La diaspora dell’automobile

Di Pier Luigi del Viscovo, Direttore Centro Studi FLEET&MOBILITY
L’automobile ha accompagnato la società occidentale attraverso il secolo scorso, detto anche secolo breve, perché iniziato forse solo dopo la Grande Guerra. È stata molto amata, e anche molto odiata. È stata un simbolo, di libertà, di benessere, di non povertà, di opposizione politica, di sviluppo industriale, di progresso, di ritmi frenetici, di città congestionate, di passeggiate fuori porta, di spazio intimo, di strumento di socializzazione e chissà di quante altre cose. Ognuno faceva riferimento all’automobile, quando la usava e quando no, chi l’aveva e chi no. Nella sua unicità era declinabile e adattabile per innumerevoli usi, sia pratici sia simbolici, evocativi.
Quelle auto, quegli oggetti, ancora girano. Le strade ne sono piene, anche troppo, in certi momenti e in certi punti. Ma noi le stiamo trasformando in qualcosa di diverso. In tante cose diverse. Ognuna probabilmente migliore di quella di prima, ma diversa.
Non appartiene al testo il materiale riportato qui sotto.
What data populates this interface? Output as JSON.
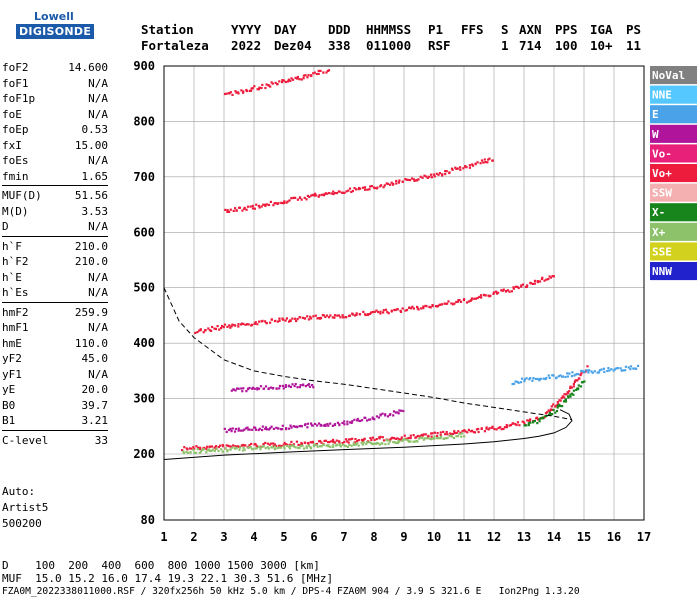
{
  "logo": {
    "line1": "Lowell",
    "line2": "DIGISONDE"
  },
  "header": {
    "labels": [
      "Station",
      "YYYY",
      "DAY",
      "DDD",
      "HHMMSS",
      "P1",
      "FFS",
      "S",
      "AXN",
      "PPS",
      "IGA",
      "PS"
    ],
    "values": [
      "Fortaleza",
      "2022",
      "Dez04",
      "338",
      "011000",
      "RSF",
      "",
      "1",
      "714",
      "100",
      "10+",
      "11"
    ]
  },
  "params": [
    {
      "k": "foF2",
      "v": "14.600"
    },
    {
      "k": "foF1",
      "v": "N/A"
    },
    {
      "k": "foF1p",
      "v": "N/A"
    },
    {
      "k": "foE",
      "v": "N/A"
    },
    {
      "k": "foEp",
      "v": "0.53"
    },
    {
      "k": "fxI",
      "v": "15.00"
    },
    {
      "k": "foEs",
      "v": "N/A"
    },
    {
      "k": "fmin",
      "v": "1.65"
    },
    {
      "sep": true
    },
    {
      "k": "MUF(D)",
      "v": "51.56"
    },
    {
      "k": "M(D)",
      "v": "3.53"
    },
    {
      "k": "D",
      "v": "N/A"
    },
    {
      "sep": true
    },
    {
      "k": "h`F",
      "v": "210.0"
    },
    {
      "k": "h`F2",
      "v": "210.0"
    },
    {
      "k": "h`E",
      "v": "N/A"
    },
    {
      "k": "h`Es",
      "v": "N/A"
    },
    {
      "sep": true
    },
    {
      "k": "hmF2",
      "v": "259.9"
    },
    {
      "k": "hmF1",
      "v": "N/A"
    },
    {
      "k": "hmE",
      "v": "110.0"
    },
    {
      "k": "yF2",
      "v": "45.0"
    },
    {
      "k": "yF1",
      "v": "N/A"
    },
    {
      "k": "yE",
      "v": "20.0"
    },
    {
      "k": "B0",
      "v": "39.7"
    },
    {
      "k": "B1",
      "v": "3.21"
    },
    {
      "sep": true
    },
    {
      "k": "C-level",
      "v": "33"
    }
  ],
  "auto": [
    "Auto:",
    "Artist5",
    "500200"
  ],
  "footer": {
    "d_line": "D    100  200  400  600  800 1000 1500 3000 [km]",
    "muf_line": "MUF  15.0 15.2 16.0 17.4 19.3 22.1 30.3 51.6 [MHz]",
    "file_line": "FZA0M_2022338011000.RSF / 320fx256h 50 kHz 5.0 km / DPS-4 FZA0M 904 / 3.9 S 321.6 E   Ion2Png 1.3.20"
  },
  "legend": [
    {
      "label": "NoVal",
      "color": "#808080"
    },
    {
      "label": "NNE",
      "color": "#55c8ff"
    },
    {
      "label": "E",
      "color": "#4aa3e8"
    },
    {
      "label": "W",
      "color": "#b0149a"
    },
    {
      "label": "Vo-",
      "color": "#e8207a"
    },
    {
      "label": "Vo+",
      "color": "#ee1c3c"
    },
    {
      "label": "SSW",
      "color": "#f4b0b0"
    },
    {
      "label": "X-",
      "color": "#18841c"
    },
    {
      "label": "X+",
      "color": "#8ec26a"
    },
    {
      "label": "SSE",
      "color": "#d2d21e"
    },
    {
      "label": "NNW",
      "color": "#2222cc"
    }
  ],
  "chart_data": {
    "type": "scatter",
    "xlim": [
      1,
      17
    ],
    "ylim": [
      80,
      900
    ],
    "x_ticks": [
      1,
      2,
      3,
      4,
      5,
      6,
      7,
      8,
      9,
      10,
      11,
      12,
      13,
      14,
      15,
      16,
      17
    ],
    "y_ticks": [
      80,
      200,
      300,
      400,
      500,
      600,
      700,
      800,
      900
    ],
    "x_scale": "linear-in-frequency-MHz",
    "grid": true,
    "legend_position": "right",
    "traces": [
      {
        "name": "Vo+",
        "color": "#ee1c3c",
        "x": [
          1.6,
          3,
          5,
          7,
          9,
          11,
          12,
          13,
          13.6,
          14.0,
          14.4,
          14.8,
          15.1
        ],
        "y": [
          212,
          215,
          220,
          225,
          232,
          242,
          248,
          258,
          270,
          290,
          312,
          338,
          360
        ]
      },
      {
        "name": "Vo+",
        "color": "#ee1c3c",
        "x": [
          2.0,
          3,
          5,
          7,
          9,
          11,
          13,
          14
        ],
        "y": [
          422,
          432,
          444,
          452,
          462,
          478,
          505,
          525
        ]
      },
      {
        "name": "Vo+",
        "color": "#ee1c3c",
        "x": [
          3.0,
          4,
          6,
          8,
          10,
          12
        ],
        "y": [
          640,
          648,
          668,
          684,
          705,
          735
        ]
      },
      {
        "name": "Vo+",
        "color": "#ee1c3c",
        "x": [
          3.0,
          4,
          5.5,
          6.5
        ],
        "y": [
          850,
          862,
          880,
          896
        ]
      },
      {
        "name": "W",
        "color": "#b0149a",
        "x": [
          3.2,
          4,
          5,
          6
        ],
        "y": [
          316,
          320,
          324,
          326
        ]
      },
      {
        "name": "W",
        "color": "#b0149a",
        "x": [
          3.0,
          4,
          5,
          6,
          7,
          8,
          9
        ],
        "y": [
          245,
          248,
          250,
          254,
          258,
          268,
          280
        ]
      },
      {
        "name": "E",
        "color": "#4aa3e8",
        "x": [
          12.6,
          13,
          13.5,
          14,
          14.5,
          15,
          15.5,
          16,
          16.8
        ],
        "y": [
          330,
          336,
          338,
          342,
          345,
          350,
          352,
          355,
          358
        ]
      },
      {
        "name": "X-",
        "color": "#18841c",
        "x": [
          13.0,
          13.5,
          14,
          14.5,
          15
        ],
        "y": [
          252,
          262,
          280,
          305,
          335
        ]
      },
      {
        "name": "X+",
        "color": "#8ec26a",
        "x": [
          1.6,
          3,
          5,
          7,
          9,
          11
        ],
        "y": [
          206,
          210,
          214,
          218,
          226,
          236
        ]
      }
    ],
    "profile": {
      "solid": {
        "x": [
          1,
          3,
          5,
          7,
          9,
          11,
          12,
          13,
          13.5,
          14,
          14.4,
          14.6,
          14.5,
          14.2
        ],
        "y": [
          190,
          198,
          203,
          208,
          212,
          218,
          222,
          228,
          232,
          238,
          248,
          260,
          272,
          280
        ]
      },
      "dashed": {
        "x": [
          1,
          1.5,
          2,
          3,
          4,
          5,
          6,
          7,
          8,
          9,
          10,
          11,
          12,
          13,
          14,
          14.6
        ],
        "y": [
          500,
          440,
          410,
          370,
          350,
          340,
          332,
          326,
          318,
          310,
          302,
          292,
          284,
          276,
          268,
          262
        ]
      }
    }
  }
}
Fisicamente, è ancora lei, quell’unica automobile che ci ha accompagnato per un secolo. Ma dentro, le più recenti, hanno già il nuovo, hanno quella tecnologia che ci permette di declinarle in innumerevoli usi diversi. Più propriamente, quella tecnologia che consente a noi di avere tanti rapporti con l’automobile. A cominciare dalla classificazione del prodotto stesso, ma non solo.
Un tempo, c’erano le utilitarie e le sportive, e c’erano le macchine grandi, che significavano lusso, benessere. Chi voleva trasmettere un’immagine di sè più importante, economicamente benestante, andava in giro con un macchinone. Oggi il lusso è ampiamente disponibile su auto di uso quotidiano, personale e dunque piccole. Un tempo se ti sedevi al volante di un’auto, quella era la tua, in senso lato. Oggi magari la stessa macchina è nella tua disponibilità giusto il tempo dell’utilizzo, prima di cambiare padrone, sempre pro-tempore. Quando andavi in giro, eri tu a comunicare agli altri dove ti trovavi, se ti muovevi velocemente ovvero eri bloccato nel traffico. Se tu eri lì, voleva dire che anche la tua auto c’era. Chi notava la tua auto parcheggiata, poteva dedurre che nei paraggi ci fossi anche tu, il suo proprietario. Oggi è l’auto stessa che sta in collegamento con una pluralità di server riceventi e – nel caso – ti informa di ciò che può esserti utile. La macchina legge i segnali stradali e te li visualizza meglio. Legge i limiti di velocità e ti allerta se li hai superati. Calcola il tempo che impiegherà ad arrivare alla destinazione impostata. Se c’è una curva, curverà. Se c’è un ostacolo frenerà.

Quando l’auto era una, dipendeva dal suo guidatore in tutto e per tutto. Quelle di oggi sono in grado di farsi un check-up da sole e informarti se necessita un intervento, che sia il semplice gonfiaggio del pneumatico ovvero la sostituzione di parti usurate. Ovviamente, il cambiamento parte da noi. Abbiamo pian piano abbandonato quel legame forte, personale, che avevamo e volevamo con la nostra automobile. Ce ne siamo distaccati, per usarla all’occorrenza. Così, lei deve essere disponibile per noi e anche per altri. Deve poter dialogare, dirci dove si trova.
Consentirci di usarla senza essere in possesso delle chiavi. Tutto possibile, tutto facile. Già, ma non da tanto. È la tecnologia telematica, unita alle reti di comunicazione, che rende possibile tutto questo. E la cosa fantastica è che non bisogna necessariamente cambiare la nostra auto per accedere a questa nuova tecnologia. Possiamo anche dotare le automobili che abbiamo, magari non tutte, con dispositivi di ultima generazione e cominciare ad usare un’auto nuova. È sempre lei, all’apparenza, ma ci permette nuove cose, nuove funzioni. La bellezza della rivoluzione digitale è questa. Che puoi, entro certi limiti, aggiornare il tuo dispositivo e restare al passo.
Non sono più gradini, ma una graduale salita.